序
本文主要研究一下elasticsearch的LagDetector
LagDetector
elasticsearch-7.0.1/server/src/main/java/org/elasticsearch/cluster/coordination/LagDetector.java
/**
* A publication can succeed and complete before all nodes have applied the published state and acknowledged it; however we need every node
* eventually either to apply the published state (or a later state) or be removed from the cluster.

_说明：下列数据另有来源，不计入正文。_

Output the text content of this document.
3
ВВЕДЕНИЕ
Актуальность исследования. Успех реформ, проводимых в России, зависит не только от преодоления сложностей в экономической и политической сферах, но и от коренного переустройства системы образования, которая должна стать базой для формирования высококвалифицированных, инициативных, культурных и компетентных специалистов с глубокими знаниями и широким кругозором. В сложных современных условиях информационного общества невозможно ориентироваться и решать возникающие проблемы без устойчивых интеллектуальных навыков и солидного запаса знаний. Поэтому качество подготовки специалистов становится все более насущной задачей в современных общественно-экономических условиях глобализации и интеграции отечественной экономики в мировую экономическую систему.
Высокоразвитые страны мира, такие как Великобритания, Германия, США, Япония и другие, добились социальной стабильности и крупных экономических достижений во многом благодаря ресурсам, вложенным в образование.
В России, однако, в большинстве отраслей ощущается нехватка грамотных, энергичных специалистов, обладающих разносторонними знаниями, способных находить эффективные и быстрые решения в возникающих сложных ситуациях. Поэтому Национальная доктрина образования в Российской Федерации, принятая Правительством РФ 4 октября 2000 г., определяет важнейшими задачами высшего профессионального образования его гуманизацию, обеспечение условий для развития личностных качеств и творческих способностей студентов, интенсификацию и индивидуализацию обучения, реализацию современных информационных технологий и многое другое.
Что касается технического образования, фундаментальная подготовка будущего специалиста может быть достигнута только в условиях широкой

This component achieves this by
* removing any lagging nodes from the cluster after a timeout.
*/
public class LagDetector {
private static final Logger logger = LogManager.getLogger(LagDetector.class);
// the timeout for each node to apply a cluster state update after the leader has applied it, before being removed from the cluster
public static final Setting<TimeValue> CLUSTER_FOLLOWER_LAG_TIMEOUT_SETTING =
Setting.timeSetting("cluster.follower_lag.timeout",
TimeValue.timeValueMillis(90000), TimeValue.timeValueMillis(1), Setting.Property.NodeScope);
private final TimeValue clusterStateApplicationTimeout;
private final Consumer<DiscoveryNode> onLagDetected;
private final Supplier<DiscoveryNode> localNodeSupplier;
private final ThreadPool threadPool;
private final Map<DiscoveryNode, NodeAppliedStateTracker> appliedStateTrackersByNode = newConcurrentMap();
public LagDetector(final Settings settings, final ThreadPool threadPool, final Consumer<DiscoveryNode> onLagDetected,
final Supplier<DiscoveryNode> localNodeSupplier) {
this.threadPool = threadPool;
this.clusterStateApplicationTimeout = CLUSTER_FOLLOWER_LAG_TIMEOUT_SETTING.get(settings);
this.onLagDetected = onLagDetected;
this.localNodeSupplier = localNodeSupplier;
}
public void setTrackedNodes(final Iterable<DiscoveryNode> discoveryNodes) {
final Set<DiscoveryNode> discoveryNodeSet = new HashSet<>();
discoveryNodes.forEach(discoveryNodeSet::add);
discoveryNodeSet.remove(localNodeSupplier.get());
appliedStateTrackersByNode.keySet().retainAll(discoveryNodeSet);
discoveryNodeSet.forEach(node -> appliedStateTrackersByNode.putIfAbsent(node, new NodeAppliedStateTracker(node)));
}
public void clearTrackedNodes() {
appliedStateTrackersByNode.clear();
}
public void setAppliedVersion(final DiscoveryNode discoveryNode, final long appliedVersion) {
final NodeAppliedStateTracker nodeAppliedStateTracker = appliedStateTrackersByNode.get(discoveryNode);
if (nodeAppliedStateTracker == null) {
// Received an ack from a node that a later publication has removed (or we are no longer master). No big deal.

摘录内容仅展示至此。